While they’re at it, why don’t they adopt the view that life begins at conception – that the initial cell and the developing fetus represents life and should enjoy the same rights as a born child. Then they could do away with “the killing fields” known as America’s hospitals and clinics that do abortion for hire. It’s a total disgrace that Democrats do not respect life in this and other ways, yet they are the first to pass animal brutality laws.
But the ultra-left go way too far when they proscribe for children the same rights as for their parents, the adults. Allowed to stand, this kind of thinking will wreck havoc on our society as it has in foreign countries. But of course, that’s exactly the aim of progressives. They look at Europe’s decadence and say, “I want that kind of thing for America.” What total fools!
This line of thinking would validate:

  • Social engineering
  • A direct assault on the family
  • The end of home schooling
  • The end of an Amish tradition of keeping kids out of high school
  • The end of parental notification and approval for child abortions and other matters

Progressives like Clinton and Obama believe kids’ voices should be entitled to be heard over those of the parents. Children “should be masters of their own destiny’ according to Justice William O. Douglas.

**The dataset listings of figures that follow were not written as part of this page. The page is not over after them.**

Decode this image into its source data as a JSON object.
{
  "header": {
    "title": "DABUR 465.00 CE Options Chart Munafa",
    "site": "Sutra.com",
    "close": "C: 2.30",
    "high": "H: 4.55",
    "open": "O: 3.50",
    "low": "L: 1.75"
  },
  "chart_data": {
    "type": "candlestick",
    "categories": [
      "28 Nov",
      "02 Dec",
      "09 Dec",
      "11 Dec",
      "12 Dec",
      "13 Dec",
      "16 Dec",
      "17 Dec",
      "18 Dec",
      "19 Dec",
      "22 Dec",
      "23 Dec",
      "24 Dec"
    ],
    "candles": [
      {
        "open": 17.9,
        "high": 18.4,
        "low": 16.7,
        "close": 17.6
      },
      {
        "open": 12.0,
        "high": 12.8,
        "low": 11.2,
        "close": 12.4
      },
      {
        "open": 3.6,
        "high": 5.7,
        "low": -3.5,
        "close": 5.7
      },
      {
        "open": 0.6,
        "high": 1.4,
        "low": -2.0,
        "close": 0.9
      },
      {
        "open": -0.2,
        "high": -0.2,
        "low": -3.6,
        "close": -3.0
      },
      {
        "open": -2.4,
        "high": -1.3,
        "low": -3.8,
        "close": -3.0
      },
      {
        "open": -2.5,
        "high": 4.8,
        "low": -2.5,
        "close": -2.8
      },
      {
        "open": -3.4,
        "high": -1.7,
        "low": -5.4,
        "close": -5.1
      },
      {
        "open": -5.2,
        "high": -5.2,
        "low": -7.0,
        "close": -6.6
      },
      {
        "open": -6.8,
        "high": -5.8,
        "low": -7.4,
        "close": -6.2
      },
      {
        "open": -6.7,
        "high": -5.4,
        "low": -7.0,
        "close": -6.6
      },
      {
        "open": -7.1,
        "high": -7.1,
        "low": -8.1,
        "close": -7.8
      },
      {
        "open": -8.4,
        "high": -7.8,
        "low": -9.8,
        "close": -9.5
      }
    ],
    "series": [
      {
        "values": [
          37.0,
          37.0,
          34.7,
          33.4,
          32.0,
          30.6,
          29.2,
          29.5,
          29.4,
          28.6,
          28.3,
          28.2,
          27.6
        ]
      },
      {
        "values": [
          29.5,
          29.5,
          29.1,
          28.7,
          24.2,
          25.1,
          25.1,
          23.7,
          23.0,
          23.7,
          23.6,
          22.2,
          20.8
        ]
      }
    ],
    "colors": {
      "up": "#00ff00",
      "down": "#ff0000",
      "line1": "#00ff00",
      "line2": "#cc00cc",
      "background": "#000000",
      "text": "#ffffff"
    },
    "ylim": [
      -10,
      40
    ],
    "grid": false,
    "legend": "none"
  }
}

  • The state would be able to pass out condoms, run sex education classes, and approve what is good and what is bad for children – not the parents.
  • It mandates total state assumption of parental responsibilities in all facets of life including health care paid for and supervised by the government.

Hitler and Stalin Youth Camps, Here We Come

Does this remind anyone of Hitler’s youth camps? How about Stalin’s mandatory young communist training, the pulling of children out of school and out of the home to enroll them in state training schools where they would be schooled and reared as communists?
This is what progressives want, what far-left liberal Democrats like Clinton and Obama are passionately moving America toward. In this new system of demagogues and forced authority the place of the parent in rearing the child is abrogated and grabbed by an unfeeling state.
Goldberg says Clinton’s writings “leave the unmistakable impression that it is the family that holds children back, the state that sets them free.
“The movement for children’s rights…amounts to another stage in the long struggle against patriarchy.”